The average pensioner will get around £45,000 under plans confirmed by the Financial Conduct Authority (FCA) regulator today.
Many British Steel pensioners lost up to £489,000 in life savings after getting duff financial advice to take money out of their defined benefit pensions.
The thousands of steelworkers, mainly from South Wales, transferred a total of around £2.8billion from the British Steel scheme after Tata Steel took over their pension liabilities in 2017.
But many lost money as a result.
The FCA has told the companies that gave the bad advice to do reviews and pay out money for any losses they caused.
FCA executive director for consumers and competition Sheldon Mills said: “We found that almost half the advice given to members was unsuitable – an exceptionally high level compared with other cases.
“We will be watching advisers closely and have put in place checks so that consumers can have confidence that they’re being treated fairly under the scheme.”

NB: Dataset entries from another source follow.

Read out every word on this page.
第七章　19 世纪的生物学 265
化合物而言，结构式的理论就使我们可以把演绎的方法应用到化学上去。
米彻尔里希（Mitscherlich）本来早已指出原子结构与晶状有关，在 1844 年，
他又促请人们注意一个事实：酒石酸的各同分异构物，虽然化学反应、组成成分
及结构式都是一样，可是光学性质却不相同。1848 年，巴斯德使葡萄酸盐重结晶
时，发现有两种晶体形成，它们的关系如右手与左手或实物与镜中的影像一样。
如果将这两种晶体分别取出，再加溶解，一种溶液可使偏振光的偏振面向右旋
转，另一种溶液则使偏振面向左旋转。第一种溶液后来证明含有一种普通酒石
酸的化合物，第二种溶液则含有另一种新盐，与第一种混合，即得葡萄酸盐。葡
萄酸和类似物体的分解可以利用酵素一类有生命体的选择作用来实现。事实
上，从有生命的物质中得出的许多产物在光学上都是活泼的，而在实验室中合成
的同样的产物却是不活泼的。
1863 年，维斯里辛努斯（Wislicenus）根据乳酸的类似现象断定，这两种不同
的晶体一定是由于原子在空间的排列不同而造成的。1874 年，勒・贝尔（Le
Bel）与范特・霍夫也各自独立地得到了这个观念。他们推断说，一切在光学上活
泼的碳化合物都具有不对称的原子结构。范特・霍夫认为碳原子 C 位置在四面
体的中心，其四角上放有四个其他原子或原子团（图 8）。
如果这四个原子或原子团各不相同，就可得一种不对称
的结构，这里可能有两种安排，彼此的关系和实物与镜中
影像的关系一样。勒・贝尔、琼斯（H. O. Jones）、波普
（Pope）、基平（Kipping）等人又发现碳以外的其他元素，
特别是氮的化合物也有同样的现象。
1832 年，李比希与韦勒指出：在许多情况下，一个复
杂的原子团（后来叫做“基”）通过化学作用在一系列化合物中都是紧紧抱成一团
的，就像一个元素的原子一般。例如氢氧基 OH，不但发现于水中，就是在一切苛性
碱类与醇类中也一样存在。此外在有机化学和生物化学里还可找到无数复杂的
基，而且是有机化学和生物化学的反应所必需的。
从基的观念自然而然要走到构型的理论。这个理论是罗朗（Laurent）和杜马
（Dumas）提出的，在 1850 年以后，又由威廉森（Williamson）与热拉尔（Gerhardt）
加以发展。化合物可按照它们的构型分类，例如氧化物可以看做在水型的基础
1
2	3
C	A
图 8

The FCA is making a tool that firms will have to use to calculate redress payments.
Affected British Steel pensioners should be contacted by their financial adviser between February 28 and March 28, 2023.
All the pensions advice should be reviewed by the end of September 2023.
These retirees will have the choice of getting their redress payments as cash or as a top-up to their pension.
If they choose cash, pensioners should know how much they’ll get back by December 2023.
If they pick a pension top-up instead, they will know their compensation payment by February 2024.
Customers of firms that are no longer trading should make a claim with the Financial Services Compensation Scheme (FSCS).
AJ Bell head of retirement policy Tom Selby said: “Today’s news will undoubtedly come as a huge relief for those affected by the British Steel pension saga and brings those who received bad advice a step closer to receiving redress.
“Anyone who was misadvised to transfer out of their defined benefit British Steel pension scheme now has certainty over how the plan to pay their money back will work and when they should get their redress.”
But these British Steel pensioners will be getting £20million less than the FCA first suggested.
Mr Selby said: “This is partly because fewer people are now expected to receive redress and partly because annuity rates, used to determine the value of the payout, have improved substantially in 2022.”
As a result, the estimated average redress payment has fallen from £60,000 to £45,000.